Hayek Ventilator

In late May 2011, Lynn became very sleepy.  He was so tired he could hardly stay out of bed.  I listened to his lungs, and they sounded very noisy in some areas and almost no movement in others.  His home health nurse thought we should go to the ED, and finally, even he agreed.  We went in on Friday, and he entered the Neuroscience ICU immediately.  On Saturday, his blood gases were so bad that had his gases not improved within a particular 30 minute period, they were going to intubate him and put him on a ventilator.  They warned me that if that happened, he might not be able to come off because his lungs had gotten very weak.


That was the first time that I actually got scared about the possibility that Lynn might die.  I was alone at the hospital, but I had lots of support there. I had many friends among the staff members and knew they were all doing their best.  We had one excellent Respiratory Therapist that was keeping watch on him, so I knew he was in good hands.  However, I couldn’t trust that those hands were enough, so I sent out a call for prayer to several people.  When I got back messages they were praying, Lynn started to wake up, and he started making progress toward getting better.
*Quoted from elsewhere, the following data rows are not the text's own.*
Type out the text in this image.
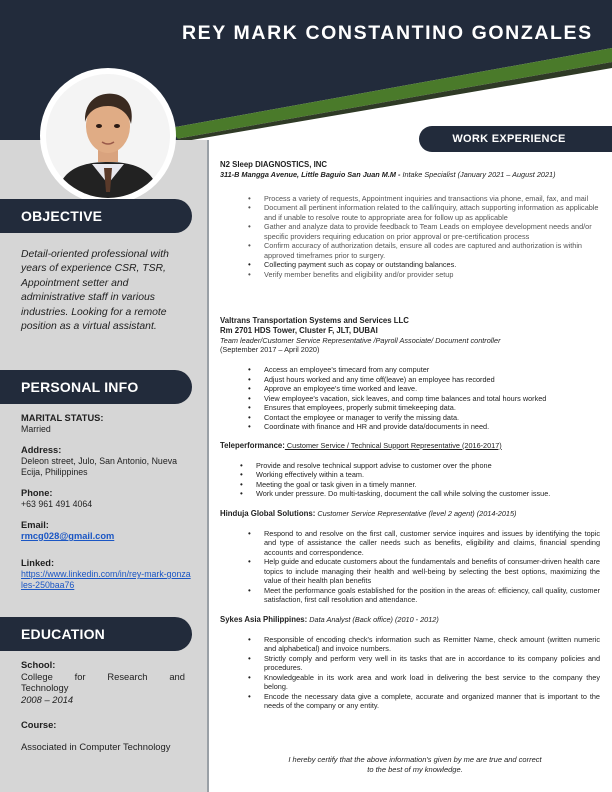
REY MARK CONSTANTINO GONZALES
OBJECTIVE
Detail-oriented professional with years of experience CSR, TSR, Appointment setter and administrative staff in various industries. Looking for a remote position as a virtual assistant.
PERSONAL INFO
MARITAL STATUS:
Married
Address:
Deleon street, Julo, San Antonio, Nueva Ecija, Philippines
Phone:
+63 961 491 4064
Email:
rmcg028@gmail.com
Linked:
https://www.linkedin.com/in/rey-mark-gonzales-250baa76
EDUCATION
School:
College for Research and
Technology
2008 – 2014
Course:
Associated in Computer Technology
WORK EXPERIENCE
N2 Sleep DIAGNOSTICS, INC
311-B Mangga Avenue, Little Baguio San Juan M.M - Intake Specialist (January 2021 – August 2021)
• Process a variety of requests, Appointment inquiries and transactions via phone, email, fax, and mail
• Document all pertinent information related to the call/inquiry, attach supporting information as applicable and if unable to resolve route to appropriate area for follow up as applicable
• Gather and analyze data to provide feedback to Team Leads on employee development needs and/or specific providers requiring education on prior approval or pre-certification process
• Confirm accuracy of authorization details, ensure all codes are captured and authorization is within approved timeframes prior to surgery.
• Collecting payment such as copay or outstanding balances.
• Verify member benefits and eligibility and/or provider setup
Valtrans Transportation Systems and Services LLC
Rm 2701 HDS Tower, Cluster F, JLT, DUBAI
Team leader/Customer Service Representative /Payroll Associate/ Document controller
(September 2017 – April 2020)
• Access an employee's timecard from any computer
• Adjust hours worked and any time off(leave) an employee has recorded
• Approve an employee's time worked and leave.
• View employee's vacation, sick leaves, and comp time balances and total hours worked
• Ensures that employees, properly submit timekeeping data.
• Contact the employee or manager to verify the missing data.
• Coordinate with finance and HR and provide data/documents in need.
Teleperformance: Customer Service / Technical Support Representative (2016-2017)
• Provide and resolve technical support advise to customer over the phone
• Working effectively within a team.
• Meeting the goal or task given in a timely manner.
• Work under pressure. Do multi-tasking, document the call while solving the customer issue.
Hinduja Global Solutions: Customer Service Representative (level 2 agent) (2014-2015)
• Respond to and resolve on the first call, customer service inquires and issues by identifying the topic and type of assistance the caller needs such as benefits, eligibility and claims, financial spending accounts and correspondence.
• Help guide and educate customers about the fundamentals and benefits of consumer-driven health care topics to include managing their health and well-being by selecting the best options, maximizing the value of their health plan benefits
• Meet the performance goals established for the position in the areas of: efficiency, call quality, customer satisfaction, first call resolution and attendance.
Sykes Asia Philippines: Data Analyst (Back office) (2010 - 2012)
• Responsible of encoding check's information such as Remitter Name, check amount (written numeric and alphabetical) and invoice numbers.
• Strictly comply and perform very well in its tasks that are in accordance to its company policies and procedures.
• Knowledgeable in its work area and work load in delivering the best service to the company they belong.
• Encode the necessary data give a complete, accurate and organized manner that is important to the needs of the company or any entity.
I hereby certify that the above information's given by me are true and correct
to the best of my knowledge.
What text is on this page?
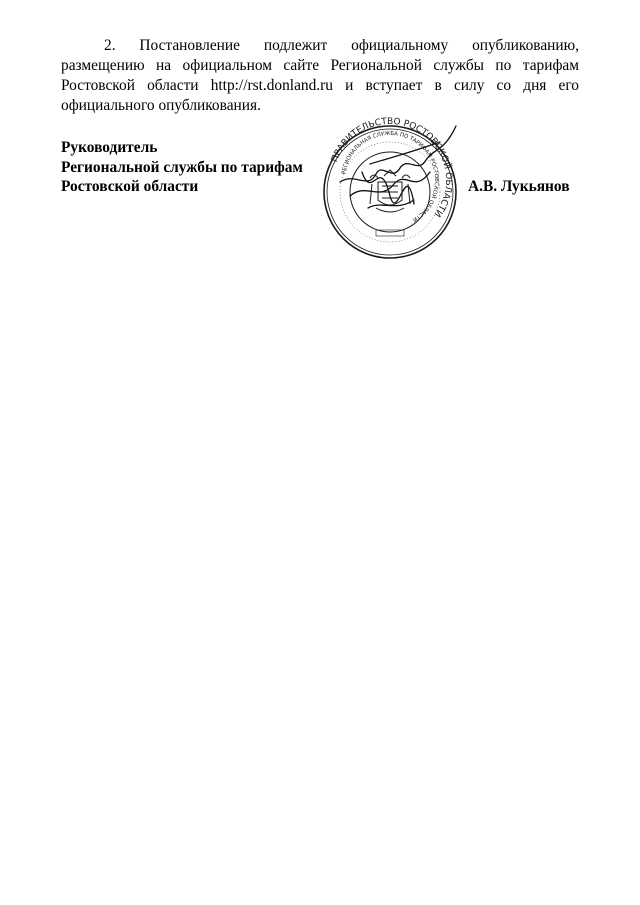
2. Постановление подлежит официальному опубликованию, размещению на официальном сайте Региональной службы по тарифам Ростовской области http://rst.donland.ru и вступает в силу со дня его официального опубликования.

Руководитель
Региональной службы по тарифам
Ростовской области	А.В. Лукьянов
ПРАВИТЕЛЬСТВО РОСТОВСКОЙ ОБЛАСТИ
РЕГИОНАЛЬНАЯ СЛУЖБА ПО ТАРИФАМ РОСТОВСКОЙ ОБЛАСТИ
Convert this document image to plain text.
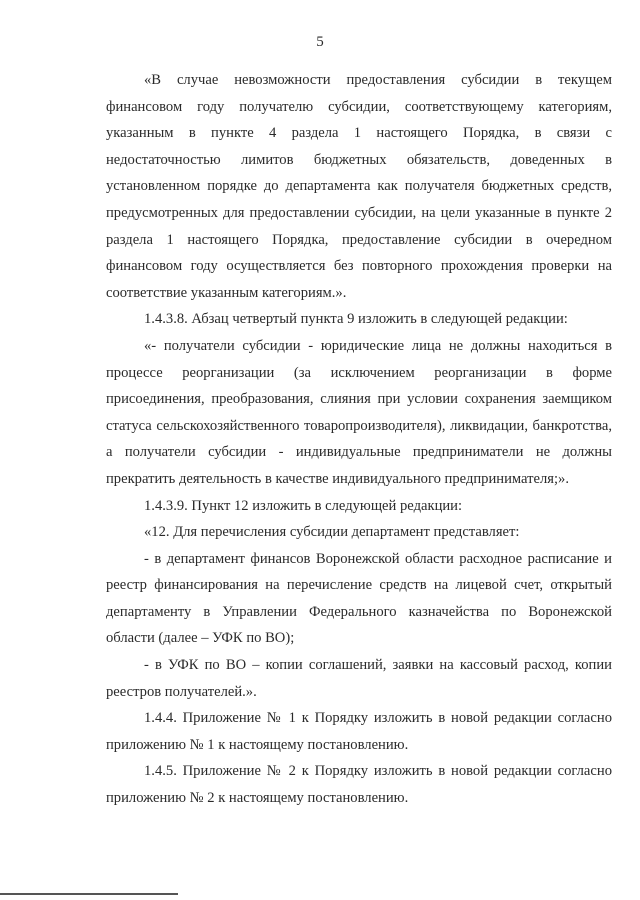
5

«В случае невозможности предоставления субсидии в текущем финансовом году получателю субсидии, соответствующему категориям, указанным в пункте 4 раздела 1 настоящего Порядка, в связи с недостаточностью лимитов бюджетных обязательств, доведенных в установленном порядке до департамента как получателя бюджетных средств, предусмотренных для предоставлении субсидии, на цели указанные в пункте 2 раздела 1 настоящего Порядка, предоставление субсидии в очередном финансовом году осуществляется без повторного прохождения проверки на соответствие указанным категориям.».

1.4.3.8. Абзац четвертый пункта 9 изложить в следующей редакции:

«- получатели субсидии - юридические лица не должны находиться в процессе реорганизации (за исключением реорганизации в форме присоединения, преобразования, слияния при условии сохранения заемщиком статуса сельскохозяйственного товаропроизводителя), ликвидации, банкротства, а получатели субсидии - индивидуальные предприниматели не должны прекратить деятельность в качестве индивидуального предпринимателя;».

1.4.3.9. Пункт 12 изложить в следующей редакции:

«12. Для перечисления субсидии департамент представляет:

- в департамент финансов Воронежской области расходное расписание и реестр финансирования на перечисление средств на лицевой счет, открытый департаменту в Управлении Федерального казначейства по Воронежской области (далее – УФК по ВО);

- в УФК по ВО – копии соглашений, заявки на кассовый расход, копии реестров получателей.».

1.4.4. Приложение № 1 к Порядку изложить в новой редакции согласно приложению № 1 к настоящему постановлению.

1.4.5. Приложение № 2 к Порядку изложить в новой редакции согласно приложению № 2 к настоящему постановлению.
Lynn hated the mask he had to keep on to help him breathe, but if he took it off, his oxygen levels became too low. God was again looking out for us because the Respiratory Therapist knew about a new device that she had seen used successfully for cystic fibrosis kids and ALS patients.  It was called a Hayek ventilator.  It works on the iron lung principle, but it’s very lightweight, and the patient can move around with it if needed.  She helped get it for him, and he found it to be very comfortable and an effective way to support his breathing without a mask!


Now that his lungs are better, he uses the Hayek only at night in place of BiPAP. (Bipap is like Cpap – continuous positive pressure, but it also delivers intermittent breaths).  I put the Hayek over his chest when he goes to bed, strap it on, so there are no air leaks and turn on the machine that pumps the air in and out.  As the force of pressure pushes down and releases on the chest, breathes are drawn into and out of the lung (inhalation and exhalation). The only thing uncomfortable is that it makes him feel cold (but he has hypothyroidism as well, so he’s susceptible to cold.)

 

If your MS patient has any respiratory issues or even sleep apnea that doesn’t respond to CPAP or Bipap, check this out.  Go to www.Unitedhayek.com  It made a difference for Lynn.